Aside from the fact that Hale is an entertaining and colorful presenter, he uses dating and marriage analogies when discussing how to build a product with the goal of being embraced by a target audience. How apropos…totally appeals to my romance author side.
Some key points he hits on are as follows:
- Build a passionate user base
- Give them something that will make them successful in some recognizable way
- Focus on the value used to get your first dollar or customer…if you figure that out, it will help guide you along the path to your first million (with a little luck and a lot of capital – those are my two cents)
- Build a product you want people to love and form a relationship with
Hale likens attracting a new user to dating and keeping existing users to marriage. Very clever.
Think about it…when you’re dating, everything is new, exciting, intriguing. First impressions are absolutely key. Little romantic gestures make you melt, butterflies are constantly fluttering about in your belly when you think about the person. It’s pure bliss, right???
Value is established. But how do you make those feelings last? Because anyone who is in a long-term relationship knows the excitement dies down after a while and it’s only a matter of time before the “dew is off the rose.”
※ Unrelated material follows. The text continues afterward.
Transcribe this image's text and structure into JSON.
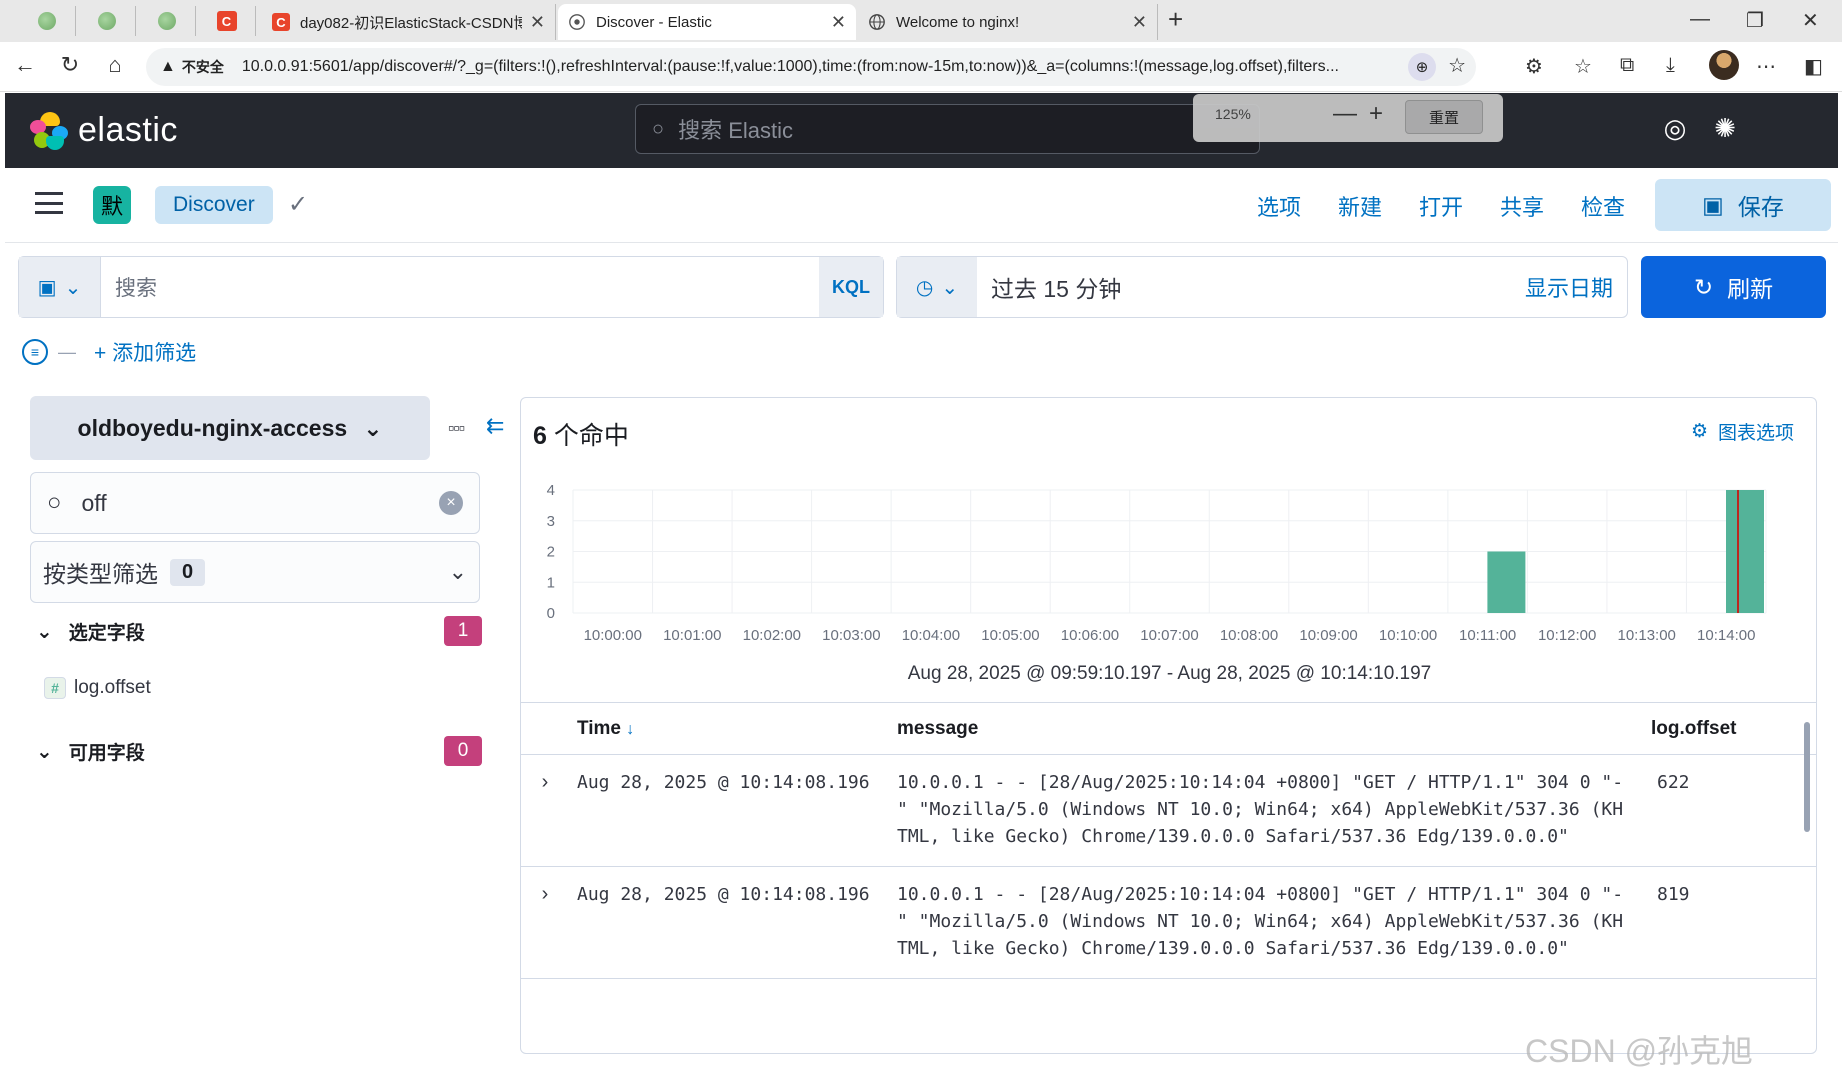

So how do you maintain that value?
You need to keep things fresh and different…always looking for opportunities to enhance. You can’t sustain a meaningful relationship unless you take your partners’ wants and needs into account and these WILL evolve over time. Trust me. =)
Cater to your faithful customers. Don’t take them for granted. Talk to them, LISTEN to their feedback and incorporate it into your product base to the best offerings possible. If you want to maintain a healthy rapport with your users, you need to be flexible, communicative and willing to compromise.